Asima Silva, a social justice and interfaith activist who is a member of the American Muslim Democratic Caucus, showed a graph outlining the nearly 1,000 hate groups in America, and statistics showing the largest sector of hate crimes are attributed to race, ethnicity and national origin.

“This is a real issue, this is not just feelings,” she said. “We’re still dealing with this in terms of personal safety.”

Listeners in the audience commented after the presentation how discussions of racial issues, like those offered by Racial Justice Rising, are overdue.

“It’s about time that this be addressed,” said Shelburne Falls resident Loretta Kearsley, who attended the presentation with her friend Myra Carlow, of Rowe. “It’s not just a local, but a national issue.”

Though Saturday was Carlow and Kearsley’s first Racial Justice Rising talk, the two vowed to come in the future after hearing the speakers, who they described as “excellent.”

Making change

The panel concluded by discussing how individuals might begin to bridge racial divides.

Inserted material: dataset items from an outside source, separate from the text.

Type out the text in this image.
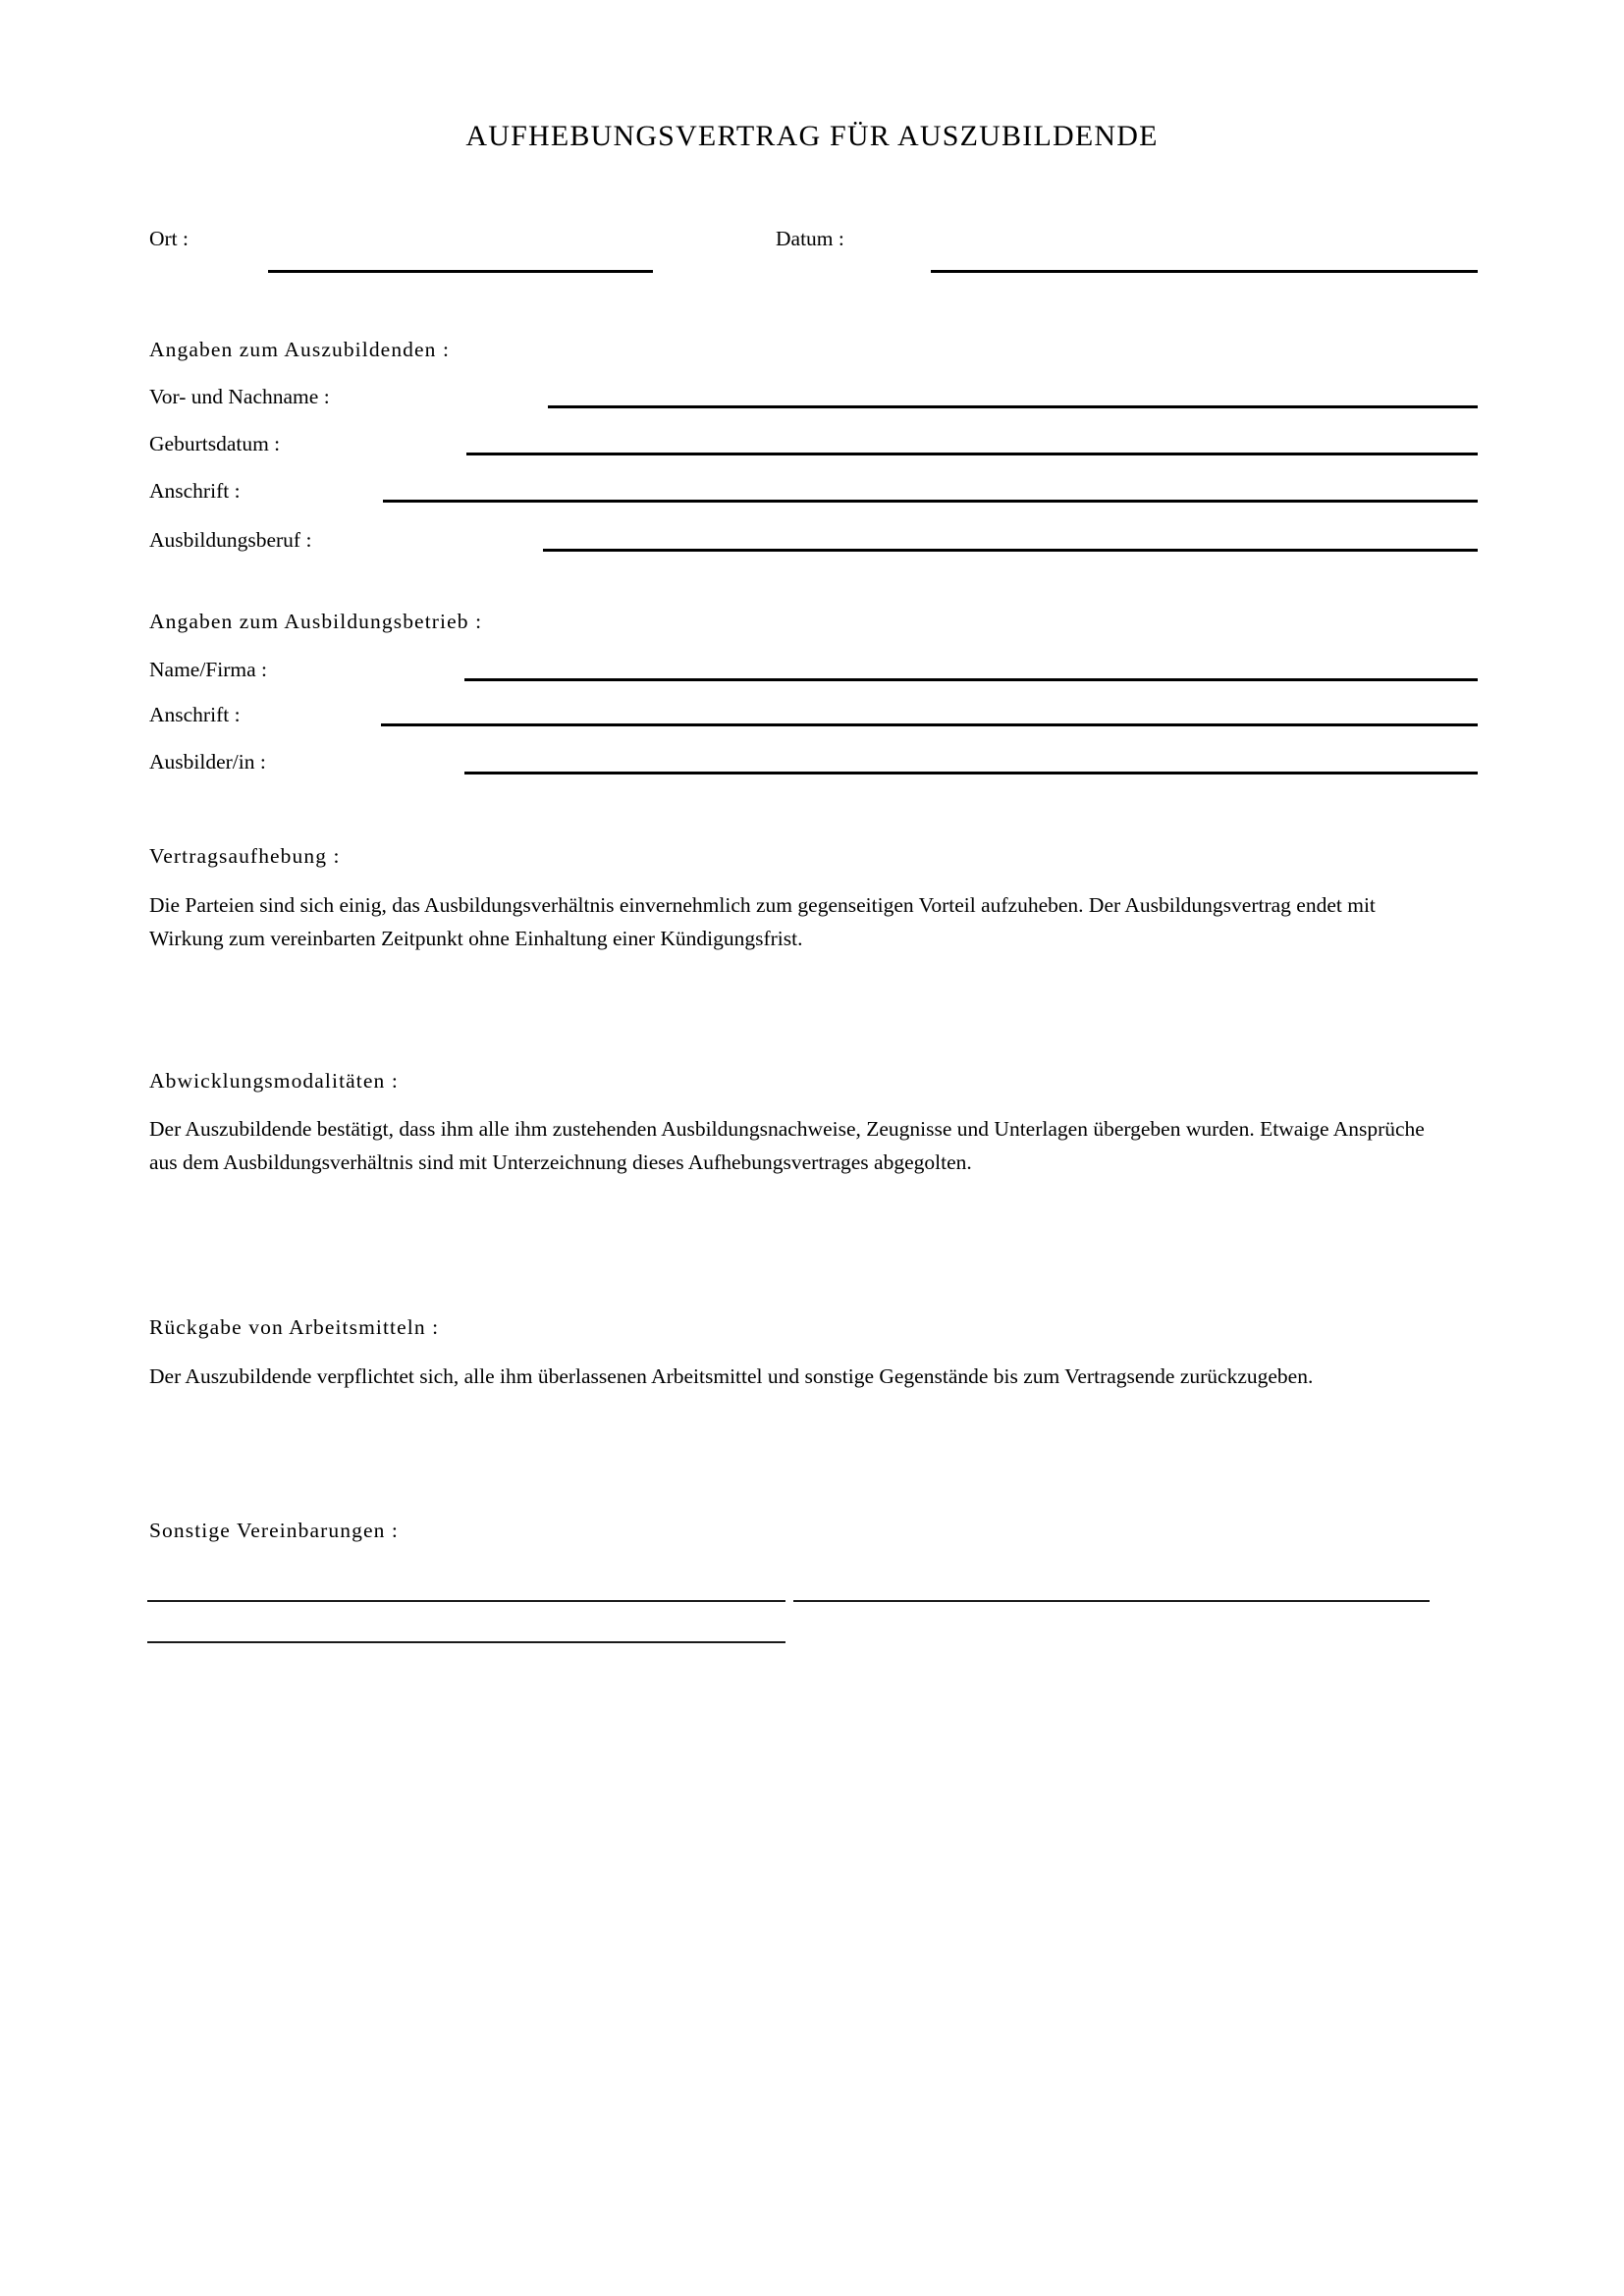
AUFHEBUNGSVERTRAG FÜR AUSZUBILDENDE
Ort :	Datum :
Angaben zum Auszubildenden :
Vor- und Nachname :
Geburtsdatum :
Anschrift :
Ausbildungsberuf :
Angaben zum Ausbildungsbetrieb :
Name/Firma :
Anschrift :
Ausbilder/in :
Vertragsaufhebung :
Die Parteien sind sich einig, das Ausbildungsverhältnis einvernehmlich zum gegenseitigen Vorteil aufzuheben. Der Ausbildungsvertrag endet mit Wirkung zum vereinbarten Zeitpunkt ohne Einhaltung einer Kündigungsfrist.
Abwicklungsmodalitäten :
Der Auszubildende bestätigt, dass ihm alle ihm zustehenden Ausbildungsnachweise, Zeugnisse und Unterlagen übergeben wurden. Etwaige Ansprüche aus dem Ausbildungsverhältnis sind mit Unterzeichnung dieses Aufhebungsvertrages abgegolten.
Rückgabe von Arbeitsmitteln :
Der Auszubildende verpflichtet sich, alle ihm überlassenen Arbeitsmittel und sonstige Gegenstände bis zum Vertragsende zurückzugeben.
Sonstige Vereinbarungen :
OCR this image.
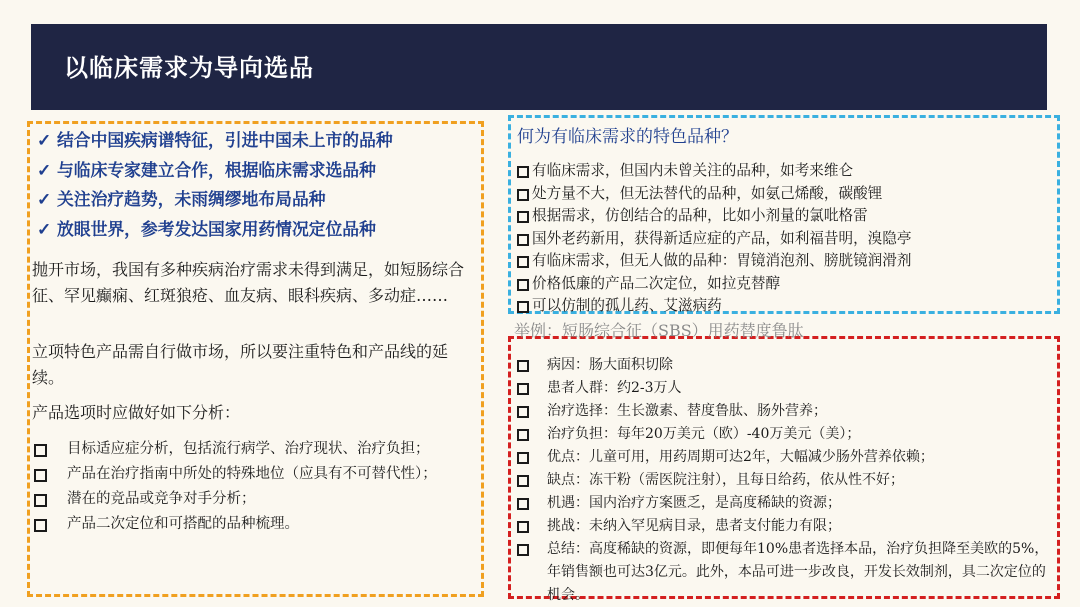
以临床需求为导向选品
✓ 结合中国疾病谱特征，引进中国未上市的品种
✓ 与临床专家建立合作，根据临床需求选品种
✓ 关注治疗趋势，未雨绸缪地布局品种
✓ 放眼世界，参考发达国家用药情况定位品种
抛开市场，我国有多种疾病治疗需求未得到满足，如短肠综合征、罕见癫痫、红斑狼疮、血友病、眼科疾病、多动症……
立项特色产品需自行做市场，所以要注重特色和产品线的延续。
产品选项时应做好如下分析：
目标适应症分析，包括流行病学、治疗现状、治疗负担；
产品在治疗指南中所处的特殊地位（应具有不可替代性）；
潜在的竞品或竞争对手分析；
产品二次定位和可搭配的品种梳理。
何为有临床需求的特色品种？
有临床需求，但国内未曾关注的品种，如考来维仑
处方量不大，但无法替代的品种，如氨己烯酸，碳酸锂
根据需求，仿创结合的品种，比如小剂量的氯吡格雷
国外老药新用，获得新适应症的产品，如利福昔明，溴隐亭
有临床需求，但无人做的品种：胃镜消泡剂、膀胱镜润滑剂
价格低廉的产品二次定位，如拉克替醇
可以仿制的孤儿药、艾滋病药
举例：短肠综合征（SBS）用药替度鲁肽
病因：肠大面积切除
患者人群：约2-3万人
治疗选择：生长激素、替度鲁肽、肠外营养；
治疗负担：每年20万美元（欧）-40万美元（美）；
优点：儿童可用，用药周期可达2年，大幅减少肠外营养依赖；
缺点：冻干粉（需医院注射），且每日给药，依从性不好；
机遇：国内治疗方案匮乏，是高度稀缺的资源；
挑战：未纳入罕见病目录，患者支付能力有限；
总结：高度稀缺的资源，即便每年10%患者选择本品，治疗负担降至美欧的5%，年销售额也可达3亿元。此外，本品可进一步改良，开发长效制剂，具二次定位的机会。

Todd referred to racism as an “endemic disease” that’s unconscious, “almost like we’re born with it,” while Silva considers there to be a spectrum of racism. Speaking from his perspective as a white man, Todd believes the first task of overcoming prejudice is “to get in touch with who we are” and one’s own culture.

“Let us focus on ourselves before we get wrapped up in someone else,” he said.

Silva advised not to negate other’s paths.

“If we truly believe in God, it’s God’s place to judge and we shouldn’t take that right,” she said.

Bullock recommended taking personal initiative, to “not look for religion or leaders or anyone outside of ourselves for the whole world to change.”

“We are all the ones we’ve been waiting for,” Dresdale concluded.